Strings

Hey There,
I am actually facing a problem here guys. In an array of strings I want to remove all the punctuation and also convert all the letters to lower case letters. Does anybody have a clue how this could be done??
I really appreciate it if u helped.
Many Thanks.

closed account (S6k9GNh0)

char * toLower(char * word)
{
    int i;

    while (word[i] < 97 && word[i] >= 65)
    {
        word[i] += 32;
        ++i;
    }
    return word;
}

Little function I made. This takes advantage of ASCII. Every ASCII character is represented by a number. In the same sense I could have had it compare to the characters themselves but I don't like that.
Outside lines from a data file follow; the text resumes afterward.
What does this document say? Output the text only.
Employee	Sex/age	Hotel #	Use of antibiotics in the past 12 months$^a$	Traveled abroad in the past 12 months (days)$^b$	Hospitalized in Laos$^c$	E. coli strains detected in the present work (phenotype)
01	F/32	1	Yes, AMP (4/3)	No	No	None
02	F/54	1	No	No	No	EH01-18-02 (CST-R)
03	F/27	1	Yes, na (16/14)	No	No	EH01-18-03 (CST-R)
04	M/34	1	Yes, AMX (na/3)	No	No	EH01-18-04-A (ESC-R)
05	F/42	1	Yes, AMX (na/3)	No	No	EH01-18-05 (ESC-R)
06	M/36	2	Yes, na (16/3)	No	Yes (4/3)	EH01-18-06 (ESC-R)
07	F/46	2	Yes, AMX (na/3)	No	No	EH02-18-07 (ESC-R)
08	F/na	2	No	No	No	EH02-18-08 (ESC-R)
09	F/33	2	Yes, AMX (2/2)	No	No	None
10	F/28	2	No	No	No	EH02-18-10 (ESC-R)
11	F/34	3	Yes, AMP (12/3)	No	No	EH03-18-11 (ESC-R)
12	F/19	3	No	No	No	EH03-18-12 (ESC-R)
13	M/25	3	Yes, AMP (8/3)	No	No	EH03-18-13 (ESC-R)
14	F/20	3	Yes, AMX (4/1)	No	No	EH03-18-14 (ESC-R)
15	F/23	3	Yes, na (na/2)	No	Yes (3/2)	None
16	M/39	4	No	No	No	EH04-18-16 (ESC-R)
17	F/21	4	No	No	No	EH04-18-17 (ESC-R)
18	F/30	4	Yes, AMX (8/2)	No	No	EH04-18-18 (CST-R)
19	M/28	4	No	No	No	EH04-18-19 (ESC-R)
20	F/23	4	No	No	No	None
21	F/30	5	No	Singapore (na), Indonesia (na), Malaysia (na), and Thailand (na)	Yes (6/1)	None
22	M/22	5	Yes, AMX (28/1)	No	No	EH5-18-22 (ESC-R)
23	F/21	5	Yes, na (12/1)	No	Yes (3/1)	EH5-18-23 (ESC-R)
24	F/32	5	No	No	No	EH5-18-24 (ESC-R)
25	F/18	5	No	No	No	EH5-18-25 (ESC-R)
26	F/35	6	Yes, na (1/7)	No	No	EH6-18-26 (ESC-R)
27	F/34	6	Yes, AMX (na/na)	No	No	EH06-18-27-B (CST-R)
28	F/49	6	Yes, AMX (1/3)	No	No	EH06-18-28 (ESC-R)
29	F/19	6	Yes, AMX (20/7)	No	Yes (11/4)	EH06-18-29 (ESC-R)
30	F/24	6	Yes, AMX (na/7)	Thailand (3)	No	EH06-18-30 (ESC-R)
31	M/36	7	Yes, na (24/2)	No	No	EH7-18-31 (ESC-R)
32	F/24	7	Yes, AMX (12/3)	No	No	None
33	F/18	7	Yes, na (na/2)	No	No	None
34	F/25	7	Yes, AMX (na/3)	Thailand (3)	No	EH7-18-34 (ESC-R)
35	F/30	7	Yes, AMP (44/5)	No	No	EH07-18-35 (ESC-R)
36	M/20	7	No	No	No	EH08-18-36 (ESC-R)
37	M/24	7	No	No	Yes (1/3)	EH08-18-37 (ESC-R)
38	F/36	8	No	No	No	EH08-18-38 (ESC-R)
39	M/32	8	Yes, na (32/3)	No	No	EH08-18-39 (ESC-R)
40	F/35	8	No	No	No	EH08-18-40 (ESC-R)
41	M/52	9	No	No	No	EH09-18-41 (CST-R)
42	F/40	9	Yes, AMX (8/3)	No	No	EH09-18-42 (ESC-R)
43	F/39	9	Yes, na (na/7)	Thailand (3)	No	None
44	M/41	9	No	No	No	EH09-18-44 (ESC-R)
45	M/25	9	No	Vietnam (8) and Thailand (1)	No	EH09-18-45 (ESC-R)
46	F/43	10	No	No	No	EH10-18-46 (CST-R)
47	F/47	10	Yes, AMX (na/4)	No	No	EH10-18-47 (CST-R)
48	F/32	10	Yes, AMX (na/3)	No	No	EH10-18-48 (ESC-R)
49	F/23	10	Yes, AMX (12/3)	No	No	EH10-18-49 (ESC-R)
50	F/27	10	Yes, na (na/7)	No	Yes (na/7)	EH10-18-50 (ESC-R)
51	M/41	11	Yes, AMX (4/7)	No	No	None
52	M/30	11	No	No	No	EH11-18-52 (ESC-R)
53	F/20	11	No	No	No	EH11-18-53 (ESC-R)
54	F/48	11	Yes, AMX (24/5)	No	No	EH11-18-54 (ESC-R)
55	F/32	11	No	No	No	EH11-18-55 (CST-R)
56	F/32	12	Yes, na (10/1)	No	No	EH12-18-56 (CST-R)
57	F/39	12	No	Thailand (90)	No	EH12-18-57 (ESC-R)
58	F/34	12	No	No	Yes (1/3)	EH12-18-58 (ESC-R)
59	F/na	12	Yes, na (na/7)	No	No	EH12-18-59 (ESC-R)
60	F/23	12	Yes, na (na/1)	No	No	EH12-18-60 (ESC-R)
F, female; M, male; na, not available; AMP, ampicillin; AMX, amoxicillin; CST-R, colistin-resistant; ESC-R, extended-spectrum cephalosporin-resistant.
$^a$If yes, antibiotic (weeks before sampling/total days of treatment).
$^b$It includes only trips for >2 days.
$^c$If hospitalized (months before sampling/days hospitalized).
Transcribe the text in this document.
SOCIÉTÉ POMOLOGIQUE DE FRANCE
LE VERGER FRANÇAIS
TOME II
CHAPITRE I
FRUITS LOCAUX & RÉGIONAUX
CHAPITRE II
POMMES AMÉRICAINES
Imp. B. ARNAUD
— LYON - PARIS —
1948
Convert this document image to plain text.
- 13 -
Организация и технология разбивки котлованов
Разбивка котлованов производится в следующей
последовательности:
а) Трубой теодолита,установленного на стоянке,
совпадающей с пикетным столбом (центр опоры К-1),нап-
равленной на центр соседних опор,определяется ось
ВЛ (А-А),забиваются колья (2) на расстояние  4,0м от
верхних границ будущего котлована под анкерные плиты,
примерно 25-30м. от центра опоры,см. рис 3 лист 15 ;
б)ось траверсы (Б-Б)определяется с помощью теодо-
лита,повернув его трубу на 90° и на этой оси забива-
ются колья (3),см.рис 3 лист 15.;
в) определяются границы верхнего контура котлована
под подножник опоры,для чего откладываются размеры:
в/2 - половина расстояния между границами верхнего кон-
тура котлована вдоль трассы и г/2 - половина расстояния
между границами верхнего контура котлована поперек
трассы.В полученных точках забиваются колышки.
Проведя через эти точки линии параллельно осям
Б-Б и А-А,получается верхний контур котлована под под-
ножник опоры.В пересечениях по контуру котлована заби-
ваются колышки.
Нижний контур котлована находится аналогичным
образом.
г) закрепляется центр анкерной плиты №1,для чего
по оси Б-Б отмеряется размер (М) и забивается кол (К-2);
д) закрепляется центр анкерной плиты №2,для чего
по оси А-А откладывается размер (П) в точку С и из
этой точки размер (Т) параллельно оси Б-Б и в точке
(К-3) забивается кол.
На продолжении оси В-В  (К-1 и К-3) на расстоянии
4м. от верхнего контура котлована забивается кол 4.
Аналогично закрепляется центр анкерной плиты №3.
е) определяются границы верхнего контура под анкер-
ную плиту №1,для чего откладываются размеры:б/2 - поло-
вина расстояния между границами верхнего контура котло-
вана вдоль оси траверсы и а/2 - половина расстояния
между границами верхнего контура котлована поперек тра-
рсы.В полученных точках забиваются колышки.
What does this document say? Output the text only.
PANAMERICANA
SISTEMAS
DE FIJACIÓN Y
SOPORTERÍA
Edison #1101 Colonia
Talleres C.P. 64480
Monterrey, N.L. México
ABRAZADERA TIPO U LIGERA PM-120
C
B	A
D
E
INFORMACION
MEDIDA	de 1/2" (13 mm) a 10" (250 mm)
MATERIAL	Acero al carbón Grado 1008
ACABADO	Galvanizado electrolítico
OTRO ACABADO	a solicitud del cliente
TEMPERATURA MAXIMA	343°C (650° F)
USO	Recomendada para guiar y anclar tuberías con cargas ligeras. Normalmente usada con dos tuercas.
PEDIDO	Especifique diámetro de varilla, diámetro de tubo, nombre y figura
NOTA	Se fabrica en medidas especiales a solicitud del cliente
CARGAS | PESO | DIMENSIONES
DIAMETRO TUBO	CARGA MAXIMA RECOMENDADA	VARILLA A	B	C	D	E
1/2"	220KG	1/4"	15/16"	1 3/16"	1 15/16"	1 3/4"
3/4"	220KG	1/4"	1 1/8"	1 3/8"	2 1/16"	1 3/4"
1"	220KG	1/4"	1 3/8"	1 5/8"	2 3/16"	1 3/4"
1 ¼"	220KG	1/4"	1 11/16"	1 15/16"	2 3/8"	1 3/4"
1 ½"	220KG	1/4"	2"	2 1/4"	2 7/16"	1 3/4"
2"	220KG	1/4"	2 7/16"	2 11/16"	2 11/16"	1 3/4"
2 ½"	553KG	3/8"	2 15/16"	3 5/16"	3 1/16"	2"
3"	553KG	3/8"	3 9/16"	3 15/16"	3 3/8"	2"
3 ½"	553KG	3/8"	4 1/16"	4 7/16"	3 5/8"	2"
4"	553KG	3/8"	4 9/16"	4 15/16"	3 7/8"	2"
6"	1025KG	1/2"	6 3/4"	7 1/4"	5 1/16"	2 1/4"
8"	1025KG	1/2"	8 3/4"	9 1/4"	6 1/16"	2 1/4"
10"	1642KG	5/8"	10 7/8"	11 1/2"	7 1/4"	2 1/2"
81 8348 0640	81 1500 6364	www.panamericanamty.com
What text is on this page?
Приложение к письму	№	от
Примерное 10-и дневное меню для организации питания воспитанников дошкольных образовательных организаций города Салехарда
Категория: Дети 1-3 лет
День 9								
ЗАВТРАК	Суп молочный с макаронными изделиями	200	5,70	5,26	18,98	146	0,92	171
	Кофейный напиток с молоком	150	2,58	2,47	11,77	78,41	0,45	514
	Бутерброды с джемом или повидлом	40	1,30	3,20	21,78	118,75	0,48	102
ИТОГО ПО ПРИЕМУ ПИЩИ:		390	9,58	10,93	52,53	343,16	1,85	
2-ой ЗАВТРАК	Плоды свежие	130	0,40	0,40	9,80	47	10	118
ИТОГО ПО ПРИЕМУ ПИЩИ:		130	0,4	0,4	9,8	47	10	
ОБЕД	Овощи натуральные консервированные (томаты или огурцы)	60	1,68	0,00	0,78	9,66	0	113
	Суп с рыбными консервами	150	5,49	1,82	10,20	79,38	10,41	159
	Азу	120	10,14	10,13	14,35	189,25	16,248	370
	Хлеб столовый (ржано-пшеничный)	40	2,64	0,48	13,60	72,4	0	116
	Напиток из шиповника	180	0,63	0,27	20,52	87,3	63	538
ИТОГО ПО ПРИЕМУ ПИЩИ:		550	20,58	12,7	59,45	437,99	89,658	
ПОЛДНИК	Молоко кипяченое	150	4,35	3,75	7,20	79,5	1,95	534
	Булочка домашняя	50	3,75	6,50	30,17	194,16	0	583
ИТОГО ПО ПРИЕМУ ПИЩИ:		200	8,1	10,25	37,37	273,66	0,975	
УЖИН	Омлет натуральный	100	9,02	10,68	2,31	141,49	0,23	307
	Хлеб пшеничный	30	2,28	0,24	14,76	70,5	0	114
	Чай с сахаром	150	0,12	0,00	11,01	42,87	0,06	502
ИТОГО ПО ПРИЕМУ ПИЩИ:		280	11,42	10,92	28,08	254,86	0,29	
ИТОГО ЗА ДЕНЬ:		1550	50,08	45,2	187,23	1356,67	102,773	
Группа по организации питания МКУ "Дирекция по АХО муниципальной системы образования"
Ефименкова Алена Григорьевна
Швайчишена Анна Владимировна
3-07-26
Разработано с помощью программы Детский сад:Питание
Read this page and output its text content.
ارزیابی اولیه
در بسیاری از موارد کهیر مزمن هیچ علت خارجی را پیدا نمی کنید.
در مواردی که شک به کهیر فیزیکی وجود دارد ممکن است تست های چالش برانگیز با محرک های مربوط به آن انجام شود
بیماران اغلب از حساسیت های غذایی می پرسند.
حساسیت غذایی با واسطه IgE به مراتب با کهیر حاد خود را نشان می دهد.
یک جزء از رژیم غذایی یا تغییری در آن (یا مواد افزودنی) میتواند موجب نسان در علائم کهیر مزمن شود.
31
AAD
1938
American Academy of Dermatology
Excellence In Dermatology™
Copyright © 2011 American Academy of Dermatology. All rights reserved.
Just opinion.

Last edited on

Hammurabi (399)

Generally you should avoid a particular encoding. toLower is more portable and more readable like this:

char* toLower( char* str )
{
    for( ; *str; str++ )
        *str = tolower( *str );
    return str;
}

The function ispunct() will tell you if a char is punctuation.

Last edited on

helios (17574)

//for a C string
std::transform(str,str+strlen(str),str,tolower);
//for an std::string
std::transform(str.begin(),str.end(),str.begin(),tolower);

It's true that no particular encoding should assumed, but it's also true that program's correct functioning shouldn't depend on the locale settings of the system (IMO), and it should just use UCS (Unicode is a subset of UCS). Since UCS includes ASCII, computerquip's is actually more portable by not making the program's behavior depend on settings.
By the way, I personally like this version better:

template<typename T>
void tolower(T *str){
    for (;*str;str++)//to change to toupper():
        if (*str>='A' && *str<='Z') //invert the case of these literals,
            *param|=32; //and change this to &=255^32
}

Last edited on

upo (14)

Yes, thank you guys that was very helpful
I really appreciate your help ;)

Hammurabi (399)

Shouldn't correct functioning follow the locale settings? That was my assumption! Ultimately it depends on the problem specification. Only the OP knows for sure (maybe).

helios (17574)

Well, that's why I put the IMO in there. If you really want to make the program portable, don't assume the system is in any particular locale and just use Unicode.
This is a mistake Japanese programmers make on a daily basis. In Japan, OSs are set up to use Shift JIS as the default non-Unicode encoding. These programmers think "hell. If everyone uses Shift JIS, what's the point of using Unicode? No one will ever want to use this program outside of Japan!"
Whenever a programmer thinks something that starts with "no one will ever", disasters occur.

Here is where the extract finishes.